Each of these outcomes stems from the same foundation: measuring and improving the worst-case scenario. Tightening worst-case performance reduces the surface area for attacks that depend on vulnerable execution paths, thereby improving overall network resilience.

‍

The broader impact is predictability: execution paths stabilize, operators can plan upgrades with data, and protocol discussions move from intuition to evidence.

‍

Figure 4. Normalized Throughput Range (MGas/s) Across Benchmark Scenarios

‍

Working With the Ethereum Foundation

‍

The gas benchmarking framework has evolved into a shared component of Ethereum’s infrastructure, co-developed by client teams and the Ethereum Foundation’s research and testing groups. It now serves as both a research tool and a verification layer for safe scaling.

‍

EF contributors, including Parithosh Jayanthi, Jochem Brouwer, Louis Tsai, and Carlos Perez, work alongside Nethermind engineers to design new scenarios, automate test execution, and integrate results into the Ethereum Execution Client Specifications (EELS).

‍

Through that integration, benchmark data now feeds directly into EF’s broader testing pipelines. Performance validation runs in parallel with functional and consensus testing, creating a single, ecosystem-wide framework for verifying readiness before upgrades or changes to the gas limit.

‍

Together, we are developing automated systems that can assess client performance under the most demanding conditions, including loops of the heaviest and most resource-intensive contracts, to ensure consistent behavior and stable execution under stress.

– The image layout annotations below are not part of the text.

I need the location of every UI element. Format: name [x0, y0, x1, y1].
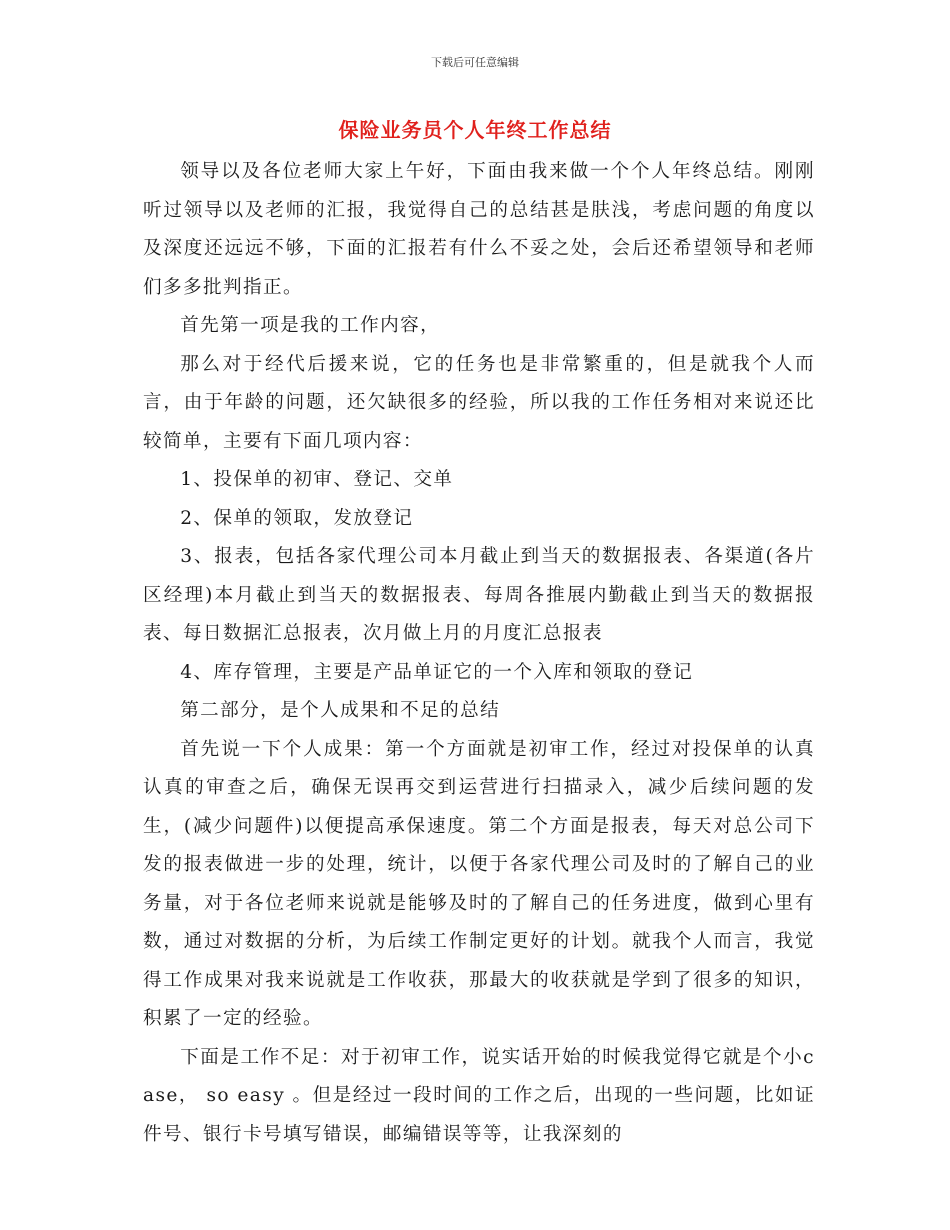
- paragraph-item-1: 1、投保单的初审、登记、交单: [180, 469, 454, 490]
- paragraph-section-one-heading: 首先第一项是我的工作内容，: [180, 315, 441, 336]
- paragraph-item-2: 2、保单的领取，发放登记: [180, 507, 414, 529]
- document-title: 保险业务员个人年终工作总结: [338, 118, 612, 142]
- paragraph-intro: 领导以及各位老师大家上午好，下面由我来做一个个人年终总结。刚刚听过领导以及老师的汇报，我觉得自己的总结甚是肤浅，考虑问题的角度以及深度还远远不够，下面的汇报若有什么不妥之处，会后还希望领导和老师们多多批判指正。: [143, 161, 815, 298]
- paragraph-shortcomings: 下面是工作不足：对于初审工作，说实话开始的时候我觉得它就是个小case， so easy 。但是经过一段时间的工作之后，出现的一些问题，比如证件号、银行卡号填写错误，邮编错误等等，让我深刻的: [143, 1046, 815, 1145]
- paragraph-section-two-heading: 第二部分，是个人成果和不足的总结: [180, 700, 501, 721]
- document-body: [143, 153, 815, 1154]
- paragraph-item-3: 3、报表，包括各家代理公司本月截止到当天的数据报表、各渠道(各片区经理)本月截止到当天的数据报表、每周各推展内勤截止到当天的数据报表、每日数据汇总报表，次月做上月的月度汇总报表: [143, 546, 815, 644]
- paragraph-achievements: 首先说一下个人成果：第一个方面就是初审工作，经过对投保单的认真认真的审查之后，确保无误再交到运营进行扫描录入，减少后续问题的发生，(减少问题件)以便提高承保速度。第二个方面是报表，每天对总公司下发的报表做进一步的处理，统计，以便于各家代理公司及时的了解自己的业务量，对于各位老师来说就是能够及时的了解自己的任务进度，做到心里有数，通过对数据的分析，为后续工作制定更好的计划。就我个人而言，我觉得工作成果对我来说就是工作收获，那最大的收获就是学到了很多的知识，积累了一定的经验。: [143, 738, 815, 1029]
- paragraph-work-overview: 那么对于经代后援来说，它的任务也是非常繁重的，但是就我个人而言，由于年龄的问题，还欠缺很多的经验，所以我的工作任务相对来说还比较简单，主要有下面几项内容：: [143, 353, 815, 452]
- header-note: 下载后可任意编辑: [431, 56, 519, 69]
- paragraph-item-4: 4、库存管理，主要是产品单证它的一个入库和领取的登记: [180, 661, 694, 683]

What once required manual setup is now a repeatable process that continuously validates the network’s readiness to scale.

‍

This collaboration blurs the line between research and operations. Benchmark data informs testing priorities, directly feeds into Ethereum’s test infrastructure, and helps shape upcoming discussions on fork readiness. The result is a living performance framework that evolves in tandem with the protocol itself.

‍

What's Next

‍

Gas benchmarking continues to evolve in tandem with Ethereum's scaling roadmap. The framework that revealed ModExp bottlenecks and guided the path to 60M gas is now expanding to address the next generation of performance challenges.

‍

State growth and parallelization (next focus): The benchmark infrastructure is being updated to include reproducible tests for state-related degradation - the bottleneck that will define Ethereum's ability to scale beyond 60M gas. With Block-Level Access Lists coming in the Glamsterdam fork, parallelization testing will become essential for validating performance gains across all clients.
Continuous, stateful testing and automation: Integrating benchmarks into full EVM execution scenarios provides better visibility into real block performance, while standardized automation enables continuous validation across clients without manual coordination.
L2 benchmarks & sequencer validation: After switching tests to use the Ethereum Execution Client Specifications (EELS), the infrastructure can now support L2-specific benchmarks, allowing Layer 2 teams to pool resources and validate their clients using the same reproducible methodology.
Gas repricing pipeline (ModExp -> next): As benchmark data matures, it will continue to inform EIP proposals for more accurate gas costs - following the path ModExp established from performance data to protocol change.

‍

This work moves forward through shared infrastructure and coordinated effort. The gas benchmark framework is open source and reproducible, designed for any team to validate their client's performance under the same conditions that guide Ethereum's scaling decisions.

‍

What began as a local experiment is now a shared standard. As Ethereum scales, the benchmarks scale with it: measuring, validating, and proving readiness at every step.

‍

As the network targets 60M gas and beyond, this shared framework defines how Ethereum proves its readiness to scale: empirically, safely, and together.